Hospital CEO Don Olden says it was able to survive through most of it by digging money out of “reserves,” but that money has since run out.

Olden believes the hospital could turn things around if the state grants an emergency fund. It would need $6 million over the next two years.

Olden says Wahiawa General has been losing money ever since Queen’s Medical Center – West Oahu in Ewa Beach opened in 2014, taking away a large chunk of patients.

“We’ve trimmed and trimmed and trimmed and squeezed and squeezed for a long time,” Olden said, but now there’s nothing left to “squeeze.”

The hospital needs $6 million from the state to stay afloat and execute a game plan.

“The discussion is going to have to occur. If there’s a possibility of doing something with someone outside of Hawaii, that will have to be pursued,” Olden said.

Olden wants to partner with other hospitals, like Queen’s Medical Center, Hawaii Pacific Health, Shriners Hospitals for Children, Kuakini Medical Center, Castle Medical Center, or Kaiser Permanente.

He says it could help with Hawaii’s shortage of doctors, as well as keep Wahiawa General’s critical services alive.

If Wahiawa General shuts down, ambulances will have to travel to the nearest hospital with emergency services — Pali Momi Medical Center in Aiea or Queen’s Medical Center in Ewa Beach.

“We may not appear to be, but we’re a country hospital, and we’re needed here. The answer is not to ship us down the road in H-2 in all that traffic,” said lab manager Paula Loya.

This isn’t the first time Wahiawa General has asked for help from the state.

“Why should taxpayers help?” KHON2 asked.
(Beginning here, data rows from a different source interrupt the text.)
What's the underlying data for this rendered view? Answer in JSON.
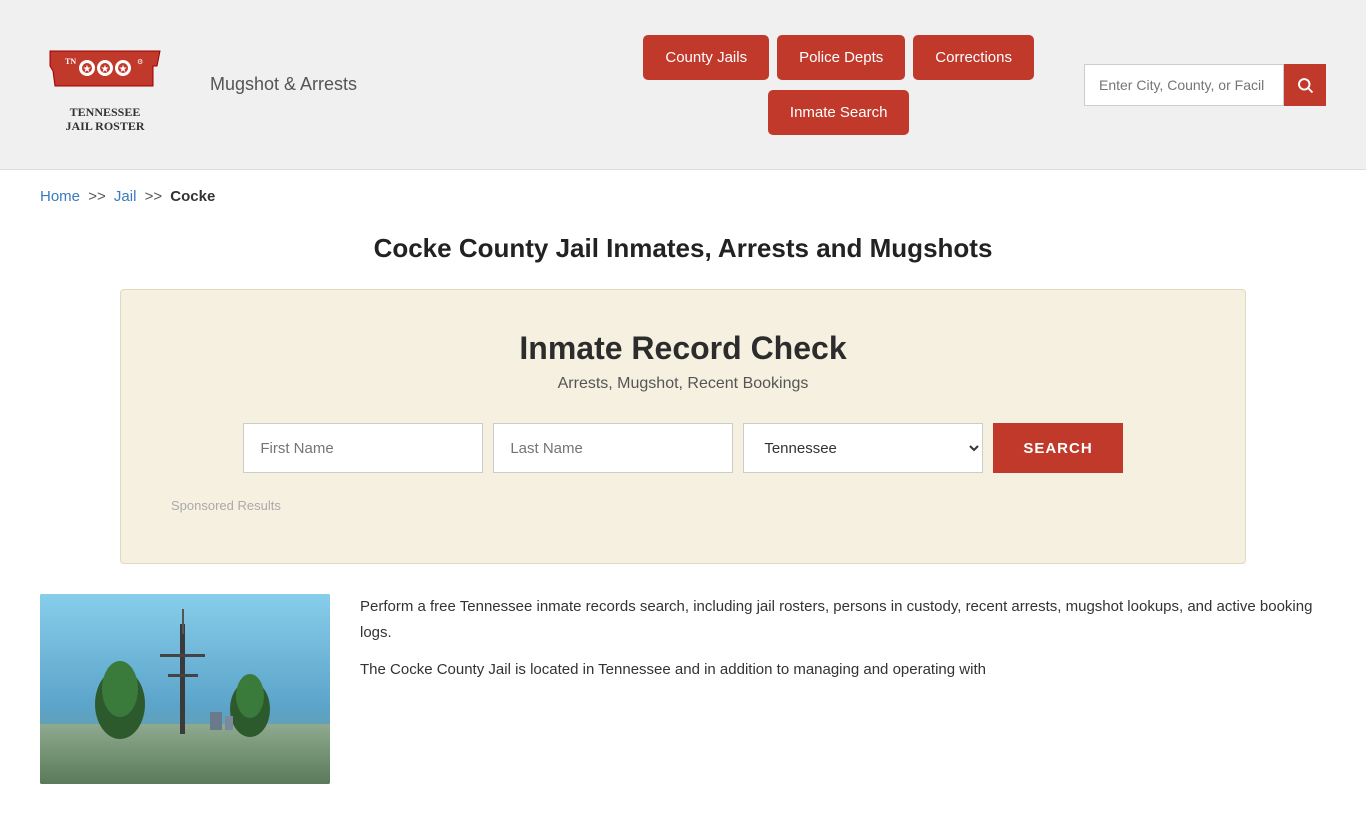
{
  "header": {
    "site_name_line1": "TENNESSEE",
    "site_name_line2": "JAIL ROSTER",
    "mugshot_label": "Mugshot & Arrests",
    "search_placeholder": "Enter City, County, or Facil"
  },
  "nav": {
    "btn1": "County Jails",
    "btn2": "Police Depts",
    "btn3": "Corrections",
    "btn4": "Inmate Search"
  },
  "breadcrumb": {
    "home": "Home",
    "sep1": ">>",
    "jail": "Jail",
    "sep2": ">>",
    "current": "Cocke"
  },
  "page": {
    "title": "Cocke County Jail Inmates, Arrests and Mugshots"
  },
  "record_check": {
    "title": "Inmate Record Check",
    "subtitle": "Arrests, Mugshot, Recent Bookings",
    "first_name_placeholder": "First Name",
    "last_name_placeholder": "Last Name",
    "state_default": "Tennessee",
    "search_btn": "SEARCH",
    "sponsored_label": "Sponsored Results"
  },
  "content": {
    "paragraph1": "Perform a free Tennessee inmate records search, including jail rosters, persons in custody, recent arrests, mugshot lookups, and active booking logs.",
    "paragraph2": "The Cocke County Jail is located in Tennessee and in addition to managing and operating with"
  },
  "colors": {
    "accent": "#c0392b",
    "link": "#3a7abf",
    "bg_box": "#f5f0e0",
    "header_bg": "#f0f0f0"
  }
}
“Well, the amount of help involved to us, in relative terms, is peanuts. The marginal cost to the taxpayer to support Wahiawa hospital in this bridge period of time, it’s so minor it’s almost inconsequential,” replied Olden.

“But can you promise the taxpayers that the $6 million you’re asking for won’t be wasted?” KHON2 pressed.

“I don’t think it’s a waste, in my mind. I think it will be a waste if it’s not done,” said Olden.